The standard, which the state imported from a U.S. Supreme Court reading of Title VII of the Civil Rights Act, holds that unwanted advances or other forms of workplace misconduct don’t constitute a hostile work environment unless they are severe or pervasive enough “to alter the conditions of [the victim’s] employment and create an abusive working environment.”
“That is, depending on the judge, depending on the case, a very high standard,” said Jeanne Christensen, an attorney at Manhattan employment firm Wigdor LLP who represents plaintiffs in discrimination cases.
The new bill nixes that standard, instead providing employers a defense that lets them off the hook if they show the alleged harassment comprises only “petty slights or trivial inconveniences.” Christensen described the provision as a “game changer,” and it’s inspiring similarly strong language from her opposition.

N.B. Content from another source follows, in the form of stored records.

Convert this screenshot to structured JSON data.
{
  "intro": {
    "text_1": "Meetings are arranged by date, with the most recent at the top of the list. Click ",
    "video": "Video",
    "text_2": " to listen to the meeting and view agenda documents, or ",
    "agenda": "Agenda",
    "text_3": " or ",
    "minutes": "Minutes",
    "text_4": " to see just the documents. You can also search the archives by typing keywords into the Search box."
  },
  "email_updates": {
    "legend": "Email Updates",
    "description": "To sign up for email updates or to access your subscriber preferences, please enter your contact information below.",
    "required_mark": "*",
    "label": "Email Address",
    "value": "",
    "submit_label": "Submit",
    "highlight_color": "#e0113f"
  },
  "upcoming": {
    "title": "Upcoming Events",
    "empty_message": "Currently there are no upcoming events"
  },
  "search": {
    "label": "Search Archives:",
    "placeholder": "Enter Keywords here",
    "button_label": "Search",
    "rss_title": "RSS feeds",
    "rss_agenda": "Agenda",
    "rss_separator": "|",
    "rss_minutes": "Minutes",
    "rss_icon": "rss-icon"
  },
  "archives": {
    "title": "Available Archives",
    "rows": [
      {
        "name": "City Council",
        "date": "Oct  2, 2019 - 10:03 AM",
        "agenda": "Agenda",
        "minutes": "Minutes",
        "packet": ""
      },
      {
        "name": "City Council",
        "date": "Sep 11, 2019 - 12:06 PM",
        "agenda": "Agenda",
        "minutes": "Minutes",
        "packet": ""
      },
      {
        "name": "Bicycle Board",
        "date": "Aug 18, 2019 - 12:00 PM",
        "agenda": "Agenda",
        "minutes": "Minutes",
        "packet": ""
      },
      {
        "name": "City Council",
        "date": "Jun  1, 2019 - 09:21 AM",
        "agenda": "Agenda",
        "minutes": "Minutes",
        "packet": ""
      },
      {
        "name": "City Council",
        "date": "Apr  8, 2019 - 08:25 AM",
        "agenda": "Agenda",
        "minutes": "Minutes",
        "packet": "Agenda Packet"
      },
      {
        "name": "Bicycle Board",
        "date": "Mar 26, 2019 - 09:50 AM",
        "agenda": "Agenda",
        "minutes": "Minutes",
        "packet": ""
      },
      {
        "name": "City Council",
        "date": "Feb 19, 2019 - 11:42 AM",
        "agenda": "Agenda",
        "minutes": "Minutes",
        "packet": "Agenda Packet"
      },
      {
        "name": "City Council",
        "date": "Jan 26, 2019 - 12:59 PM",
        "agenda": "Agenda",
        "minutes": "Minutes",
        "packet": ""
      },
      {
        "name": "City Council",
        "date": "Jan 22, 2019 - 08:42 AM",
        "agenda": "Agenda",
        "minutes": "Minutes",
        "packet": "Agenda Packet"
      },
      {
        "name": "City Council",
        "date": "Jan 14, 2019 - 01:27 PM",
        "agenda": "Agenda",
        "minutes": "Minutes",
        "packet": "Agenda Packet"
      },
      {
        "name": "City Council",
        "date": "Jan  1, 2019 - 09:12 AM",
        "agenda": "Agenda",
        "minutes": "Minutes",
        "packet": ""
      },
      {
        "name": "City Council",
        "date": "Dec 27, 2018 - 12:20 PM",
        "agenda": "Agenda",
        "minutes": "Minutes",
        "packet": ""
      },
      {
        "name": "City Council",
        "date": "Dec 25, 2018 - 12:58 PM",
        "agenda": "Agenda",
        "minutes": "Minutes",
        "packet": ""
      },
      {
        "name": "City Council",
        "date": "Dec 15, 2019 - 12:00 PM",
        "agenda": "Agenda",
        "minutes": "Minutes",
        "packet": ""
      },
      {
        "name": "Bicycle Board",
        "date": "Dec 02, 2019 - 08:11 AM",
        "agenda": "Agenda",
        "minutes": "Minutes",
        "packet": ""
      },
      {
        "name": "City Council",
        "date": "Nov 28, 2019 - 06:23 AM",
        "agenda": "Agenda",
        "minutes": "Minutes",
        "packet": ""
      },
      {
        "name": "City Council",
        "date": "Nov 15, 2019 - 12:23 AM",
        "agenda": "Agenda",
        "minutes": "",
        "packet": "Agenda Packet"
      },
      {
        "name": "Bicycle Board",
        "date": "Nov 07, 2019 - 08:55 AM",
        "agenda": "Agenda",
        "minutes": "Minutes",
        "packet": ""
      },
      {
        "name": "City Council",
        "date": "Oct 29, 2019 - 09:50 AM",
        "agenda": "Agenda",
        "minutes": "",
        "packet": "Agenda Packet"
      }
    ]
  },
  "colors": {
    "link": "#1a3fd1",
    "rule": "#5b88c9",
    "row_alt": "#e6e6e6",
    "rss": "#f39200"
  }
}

Keith Gutstein, a Long Island-based attorney who co-heads the employment practice at management-side Kaufman Dolowich Voluck LLP, called the change “huge.” Gutstein said he routinely argues that harassment allegations against his clients aren’t true, and if they are, that they weren’t severe or pervasive. If that standard is a 7 on a scale of 1 to 10 representing its burden on harassment plaintiffs, the new rule is a 3, he said.
“It’s a lot less for the employee to have to prove,” he said.
‘No Complaint’ Doesn’t Mean ‘No Case’
The new bill also neuters the so-called Faragher-Ellerth defense, and while it’s not quite the game changer the new standard is, this facet of the plan will be a boon to many sexual harassment plaintiffs.